Even on fiscal deficit, former finance minister P Chidambaram has questioned the fiscal deficit target for 2018-19, given in the budget. In a column, he said fiscal deficit might reach 4.14 per cent instead of 3.3 per cent, projected in Budget Estimates. Where is fiscal consolidation?
That is his opinion. He has been proved wrong in the past also. Let us wait and see.
There have been concerns over terms of reference of the finance commission that these are lop-sided against states?

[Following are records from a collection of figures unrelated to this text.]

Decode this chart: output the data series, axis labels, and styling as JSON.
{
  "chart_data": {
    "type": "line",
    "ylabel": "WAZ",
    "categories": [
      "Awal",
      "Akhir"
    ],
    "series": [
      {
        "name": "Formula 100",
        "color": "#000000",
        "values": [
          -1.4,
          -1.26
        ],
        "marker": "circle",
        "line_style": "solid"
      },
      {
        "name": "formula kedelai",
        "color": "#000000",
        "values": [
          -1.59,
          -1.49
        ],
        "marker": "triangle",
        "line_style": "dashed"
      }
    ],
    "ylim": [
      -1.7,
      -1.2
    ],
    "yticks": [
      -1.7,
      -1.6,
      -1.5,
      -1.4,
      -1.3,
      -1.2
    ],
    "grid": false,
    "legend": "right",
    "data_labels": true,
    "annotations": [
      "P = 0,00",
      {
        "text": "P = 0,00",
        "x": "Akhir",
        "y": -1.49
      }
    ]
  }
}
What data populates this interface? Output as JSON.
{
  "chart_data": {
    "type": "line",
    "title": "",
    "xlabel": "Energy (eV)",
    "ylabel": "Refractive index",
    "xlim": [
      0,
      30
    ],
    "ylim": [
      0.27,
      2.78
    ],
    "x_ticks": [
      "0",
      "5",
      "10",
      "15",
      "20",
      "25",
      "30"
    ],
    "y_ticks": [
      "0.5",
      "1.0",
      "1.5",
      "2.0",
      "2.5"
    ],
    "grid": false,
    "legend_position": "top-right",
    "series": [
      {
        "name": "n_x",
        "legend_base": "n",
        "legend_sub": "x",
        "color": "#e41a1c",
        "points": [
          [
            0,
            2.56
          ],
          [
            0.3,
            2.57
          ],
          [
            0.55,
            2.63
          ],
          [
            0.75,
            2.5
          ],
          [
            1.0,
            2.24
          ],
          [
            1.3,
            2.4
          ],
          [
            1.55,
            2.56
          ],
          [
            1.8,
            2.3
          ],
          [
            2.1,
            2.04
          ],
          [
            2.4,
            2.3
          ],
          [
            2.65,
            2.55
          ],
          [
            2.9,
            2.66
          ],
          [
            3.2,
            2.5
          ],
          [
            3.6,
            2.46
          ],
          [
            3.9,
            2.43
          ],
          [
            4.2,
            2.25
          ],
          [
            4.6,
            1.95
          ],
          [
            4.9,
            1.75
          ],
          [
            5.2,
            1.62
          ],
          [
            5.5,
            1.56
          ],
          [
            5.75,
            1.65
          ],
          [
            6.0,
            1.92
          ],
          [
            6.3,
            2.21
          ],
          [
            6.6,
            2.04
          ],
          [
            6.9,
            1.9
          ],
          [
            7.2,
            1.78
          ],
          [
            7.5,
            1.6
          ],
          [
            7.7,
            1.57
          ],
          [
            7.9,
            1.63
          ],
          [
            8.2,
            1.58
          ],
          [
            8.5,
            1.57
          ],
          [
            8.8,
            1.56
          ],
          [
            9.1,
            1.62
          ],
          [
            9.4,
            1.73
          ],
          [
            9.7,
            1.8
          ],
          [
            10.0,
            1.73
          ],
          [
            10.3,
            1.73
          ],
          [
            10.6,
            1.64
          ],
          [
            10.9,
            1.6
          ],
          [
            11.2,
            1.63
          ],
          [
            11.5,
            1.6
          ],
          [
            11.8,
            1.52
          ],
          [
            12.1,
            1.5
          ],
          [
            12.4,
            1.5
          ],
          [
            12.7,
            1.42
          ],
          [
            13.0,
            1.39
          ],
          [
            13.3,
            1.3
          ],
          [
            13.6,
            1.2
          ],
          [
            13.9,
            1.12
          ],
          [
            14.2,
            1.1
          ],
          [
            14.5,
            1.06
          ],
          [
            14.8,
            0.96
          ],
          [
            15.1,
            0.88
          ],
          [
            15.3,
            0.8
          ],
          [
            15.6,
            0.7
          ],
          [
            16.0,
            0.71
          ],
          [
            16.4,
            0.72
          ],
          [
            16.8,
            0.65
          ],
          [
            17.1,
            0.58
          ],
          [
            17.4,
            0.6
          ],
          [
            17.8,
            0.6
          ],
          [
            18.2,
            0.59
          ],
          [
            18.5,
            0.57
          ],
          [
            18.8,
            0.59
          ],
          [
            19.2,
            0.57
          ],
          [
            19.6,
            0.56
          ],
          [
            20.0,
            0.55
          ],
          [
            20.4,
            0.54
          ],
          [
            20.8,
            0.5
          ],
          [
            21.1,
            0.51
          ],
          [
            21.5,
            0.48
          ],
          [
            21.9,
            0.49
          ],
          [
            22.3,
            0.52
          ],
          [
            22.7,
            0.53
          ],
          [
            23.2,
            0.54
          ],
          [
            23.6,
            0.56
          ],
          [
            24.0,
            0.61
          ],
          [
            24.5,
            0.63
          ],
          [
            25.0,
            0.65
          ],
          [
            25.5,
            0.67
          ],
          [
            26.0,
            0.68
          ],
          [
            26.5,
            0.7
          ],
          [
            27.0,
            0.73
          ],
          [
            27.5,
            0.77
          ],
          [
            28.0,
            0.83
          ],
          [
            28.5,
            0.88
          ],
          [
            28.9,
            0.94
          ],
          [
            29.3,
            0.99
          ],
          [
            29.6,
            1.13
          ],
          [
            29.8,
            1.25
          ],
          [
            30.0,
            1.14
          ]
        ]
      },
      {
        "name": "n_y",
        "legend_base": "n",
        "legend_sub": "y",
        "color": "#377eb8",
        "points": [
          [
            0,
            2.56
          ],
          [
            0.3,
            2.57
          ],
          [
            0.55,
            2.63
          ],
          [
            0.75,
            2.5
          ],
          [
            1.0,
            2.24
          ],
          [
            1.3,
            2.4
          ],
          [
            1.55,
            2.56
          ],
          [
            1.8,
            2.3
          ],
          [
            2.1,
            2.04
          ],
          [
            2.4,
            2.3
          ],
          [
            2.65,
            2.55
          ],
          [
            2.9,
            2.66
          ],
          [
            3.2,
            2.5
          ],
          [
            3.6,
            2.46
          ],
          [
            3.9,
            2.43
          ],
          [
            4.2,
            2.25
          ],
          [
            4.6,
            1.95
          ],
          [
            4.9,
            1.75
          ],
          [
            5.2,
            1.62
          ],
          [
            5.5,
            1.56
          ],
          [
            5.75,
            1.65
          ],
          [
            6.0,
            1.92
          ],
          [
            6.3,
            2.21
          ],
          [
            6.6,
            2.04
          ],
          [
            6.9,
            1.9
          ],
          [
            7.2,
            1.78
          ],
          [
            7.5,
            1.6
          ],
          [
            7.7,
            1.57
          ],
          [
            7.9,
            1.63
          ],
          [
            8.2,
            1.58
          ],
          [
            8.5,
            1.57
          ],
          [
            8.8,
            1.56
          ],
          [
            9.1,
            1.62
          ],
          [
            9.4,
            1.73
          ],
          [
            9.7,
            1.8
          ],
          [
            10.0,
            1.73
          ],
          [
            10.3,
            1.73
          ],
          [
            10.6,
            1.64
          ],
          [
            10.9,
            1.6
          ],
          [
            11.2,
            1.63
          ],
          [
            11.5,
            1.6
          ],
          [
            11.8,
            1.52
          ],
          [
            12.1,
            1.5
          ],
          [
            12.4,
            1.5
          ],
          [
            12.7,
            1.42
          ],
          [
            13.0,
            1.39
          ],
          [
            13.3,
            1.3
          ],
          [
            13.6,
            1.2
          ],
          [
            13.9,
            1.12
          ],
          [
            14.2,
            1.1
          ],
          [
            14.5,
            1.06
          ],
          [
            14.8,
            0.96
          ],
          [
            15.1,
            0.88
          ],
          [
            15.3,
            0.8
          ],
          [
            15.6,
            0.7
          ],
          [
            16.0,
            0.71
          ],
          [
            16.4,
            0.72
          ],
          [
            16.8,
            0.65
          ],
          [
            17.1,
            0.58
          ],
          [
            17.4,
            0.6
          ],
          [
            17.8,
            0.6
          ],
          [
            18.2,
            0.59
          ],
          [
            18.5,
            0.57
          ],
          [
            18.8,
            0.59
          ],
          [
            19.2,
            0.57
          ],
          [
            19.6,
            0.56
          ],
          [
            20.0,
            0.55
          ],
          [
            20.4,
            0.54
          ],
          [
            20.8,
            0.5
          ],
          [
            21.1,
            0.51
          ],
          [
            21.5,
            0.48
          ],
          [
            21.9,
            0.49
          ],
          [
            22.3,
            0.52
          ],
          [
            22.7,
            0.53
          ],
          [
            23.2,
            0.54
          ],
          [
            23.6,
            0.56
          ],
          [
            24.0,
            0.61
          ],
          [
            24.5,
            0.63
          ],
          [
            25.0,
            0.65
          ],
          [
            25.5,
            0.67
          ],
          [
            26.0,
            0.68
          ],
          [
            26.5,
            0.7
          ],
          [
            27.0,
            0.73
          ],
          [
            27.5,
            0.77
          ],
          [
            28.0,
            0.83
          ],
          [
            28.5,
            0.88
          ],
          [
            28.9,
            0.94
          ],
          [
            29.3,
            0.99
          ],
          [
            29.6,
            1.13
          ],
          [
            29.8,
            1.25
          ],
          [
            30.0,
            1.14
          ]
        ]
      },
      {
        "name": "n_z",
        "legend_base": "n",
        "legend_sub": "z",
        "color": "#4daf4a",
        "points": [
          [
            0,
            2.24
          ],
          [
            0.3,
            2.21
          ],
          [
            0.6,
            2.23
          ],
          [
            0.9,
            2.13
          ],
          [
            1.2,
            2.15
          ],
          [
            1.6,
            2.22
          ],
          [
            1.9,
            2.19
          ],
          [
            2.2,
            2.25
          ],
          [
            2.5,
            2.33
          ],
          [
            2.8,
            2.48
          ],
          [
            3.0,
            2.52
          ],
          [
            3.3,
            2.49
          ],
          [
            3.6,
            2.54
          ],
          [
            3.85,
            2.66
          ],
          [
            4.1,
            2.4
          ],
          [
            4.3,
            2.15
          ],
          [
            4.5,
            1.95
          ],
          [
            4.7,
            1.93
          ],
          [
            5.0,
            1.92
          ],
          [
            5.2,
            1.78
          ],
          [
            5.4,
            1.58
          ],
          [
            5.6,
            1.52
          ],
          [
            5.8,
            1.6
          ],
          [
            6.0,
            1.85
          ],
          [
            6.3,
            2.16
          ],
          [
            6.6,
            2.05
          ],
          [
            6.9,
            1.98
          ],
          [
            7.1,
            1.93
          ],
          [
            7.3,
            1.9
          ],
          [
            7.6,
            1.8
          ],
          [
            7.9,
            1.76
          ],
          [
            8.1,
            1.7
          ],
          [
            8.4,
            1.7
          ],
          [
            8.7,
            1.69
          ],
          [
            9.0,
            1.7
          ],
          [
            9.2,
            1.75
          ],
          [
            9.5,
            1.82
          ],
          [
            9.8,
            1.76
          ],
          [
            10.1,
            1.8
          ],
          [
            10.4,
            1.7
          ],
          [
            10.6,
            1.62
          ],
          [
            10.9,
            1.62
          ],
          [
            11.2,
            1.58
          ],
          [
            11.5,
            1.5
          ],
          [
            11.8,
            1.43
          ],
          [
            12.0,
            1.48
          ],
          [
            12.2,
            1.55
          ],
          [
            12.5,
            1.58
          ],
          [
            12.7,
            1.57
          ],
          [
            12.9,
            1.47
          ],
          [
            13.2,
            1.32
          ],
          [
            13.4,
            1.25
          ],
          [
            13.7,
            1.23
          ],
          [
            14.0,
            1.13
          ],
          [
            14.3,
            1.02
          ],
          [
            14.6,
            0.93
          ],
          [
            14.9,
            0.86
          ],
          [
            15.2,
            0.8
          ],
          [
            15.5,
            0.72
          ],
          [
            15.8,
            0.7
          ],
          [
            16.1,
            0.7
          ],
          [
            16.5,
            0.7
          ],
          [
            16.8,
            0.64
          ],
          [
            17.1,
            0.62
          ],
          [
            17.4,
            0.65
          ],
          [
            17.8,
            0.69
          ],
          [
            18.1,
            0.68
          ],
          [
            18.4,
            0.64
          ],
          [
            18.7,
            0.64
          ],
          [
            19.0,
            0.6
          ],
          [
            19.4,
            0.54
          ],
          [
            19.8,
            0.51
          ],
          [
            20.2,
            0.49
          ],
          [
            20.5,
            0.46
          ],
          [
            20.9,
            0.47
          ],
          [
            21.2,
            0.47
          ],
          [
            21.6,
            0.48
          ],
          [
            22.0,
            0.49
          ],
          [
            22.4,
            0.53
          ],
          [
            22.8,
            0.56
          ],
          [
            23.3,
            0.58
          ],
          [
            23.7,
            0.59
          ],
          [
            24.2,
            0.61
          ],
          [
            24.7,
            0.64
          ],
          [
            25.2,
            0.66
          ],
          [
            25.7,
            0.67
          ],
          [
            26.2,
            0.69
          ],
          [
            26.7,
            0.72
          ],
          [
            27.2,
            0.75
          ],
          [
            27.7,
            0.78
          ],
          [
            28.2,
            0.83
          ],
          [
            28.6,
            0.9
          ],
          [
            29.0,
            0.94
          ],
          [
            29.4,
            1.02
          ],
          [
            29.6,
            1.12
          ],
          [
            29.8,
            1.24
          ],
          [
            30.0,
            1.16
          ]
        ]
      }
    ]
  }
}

Constitutionally, finance commission is the only organ to devolve resources to states. But, over a period of time there was plan versus non-plan distinction. Substantial amount of devolution used to happen by the Planning Commission. Top of that, centrally sector central sponsored schemes used to be decided by the planning commission on a discretionary basis. Now, you have a sub-group of chief ministers which have determined 30 such schemes. Every state now has this question -- how do I rationalise state level schemes, particularly because tax devolution has increased from 32 per cent to 42 per cent. This is going to end in 2020 when we need to ask how are we as a country after plan versus non-plan distinction has gone, is the basket of centrally sponsored schemes the right one, how states have performed in terms of rationalising their schemes. The new finance commission has to address these concerns. New finance omission is somewhat different from the earlier ones.
You had earlier said this is not the perfect GST. How do you now rate the GST system in the context of slow down of revenues, frequent changes, GSTN portal collapsing sometimes, problems in e-way bill etc.?
There is no country that has reached perfect GST fast. There are only 6-7 countries which have GST. Of those, India and Canada are the only ones which have federal GST. Even Canada has not got complete GST yet. My comment on GST was taken out of context. Industry chambers were saying that economic growth is going to increase 1.5-2 percentage points due to GST. What many of them forgot that this calculation was based on the GST model worked out by the finance commission headed by Vijay Kelkar and NCAER. Today, we don't have that ideal GST. Half of the products are not part of GST and we have too many rates. As an economist I would like to see the single rate. No country in the world has single rate. So, I am prepared to accept that there would eventually be three rates for reasons of pragmatism, not economic rationality.